This past Thursday, the state of California approved a $437 million utility-based program called Charge Ready 2. Over a span of five years, the program will add 38,000 new electric-car charging stations in the state.
Southern California Edison (SCE) was given the okay to start installing stations following the approval from the California Public Utilities Commission, increasing charging infrastructure in the state.
During an SCE press release it was mentioned that this is the nation’s largest light-duty electric vehicle charging program run by an investor-owned utility. Charge Ready 2 is expected to install 50% of the chargers in economically impacted communities, with 30% being capable to serve multi-family dwellings.
It is already known that by 2030 California’s goal is to have 5 million zero-emission vehicles. This will include both battery-electric and hydrogen fuel-cell powertrains, straying from some original 2030 zero-emissions plans from policy makers.
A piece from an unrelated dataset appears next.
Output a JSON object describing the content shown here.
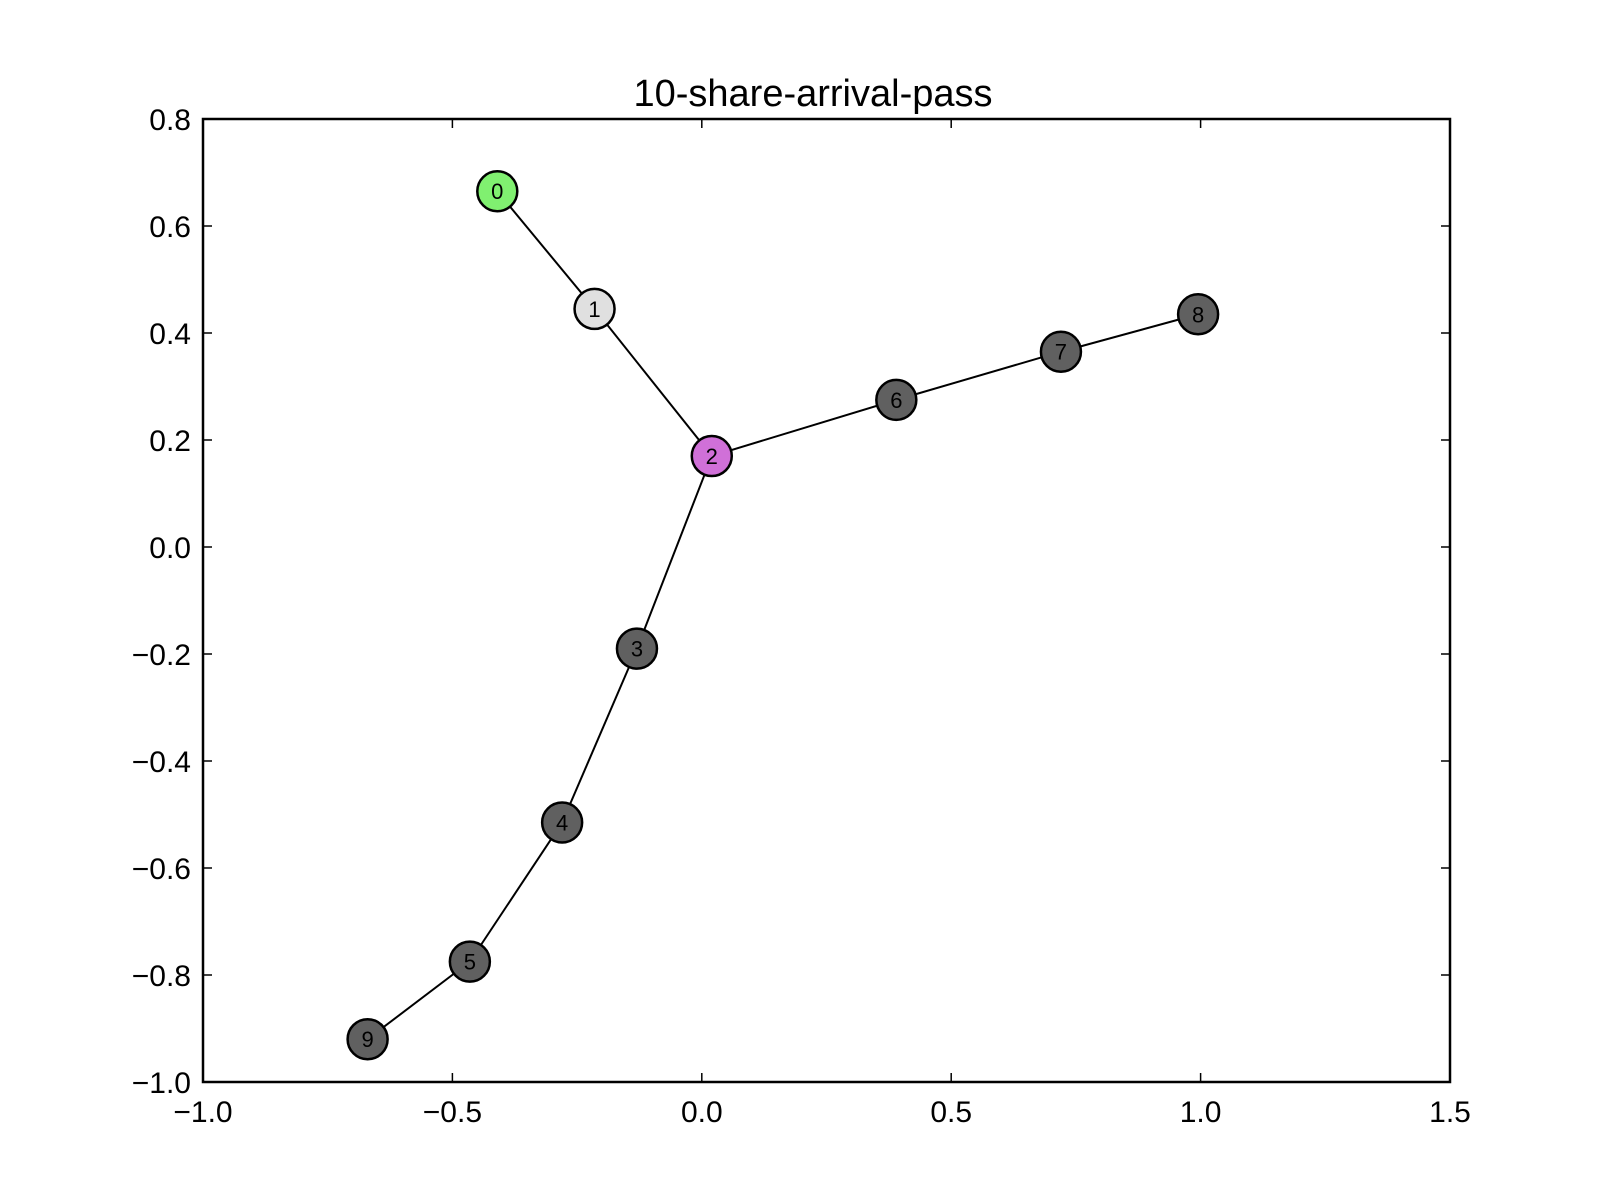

California has negotiated charging-infrastructure plans with DC Fast Charging network Electrify America. The enthusiasm for the program is apparent as regulators, utilities, and private charging networks alike are all looking to build stations.
The state has attempted to speed up the process for new charging stations: once with a law passed in 2015 as well as a bill that was introduced this year. According to Electrify America most California cities don’t follow to 2015 law resulting in a much more drawn out process causing it to take up to 70% longer in California compared to other states.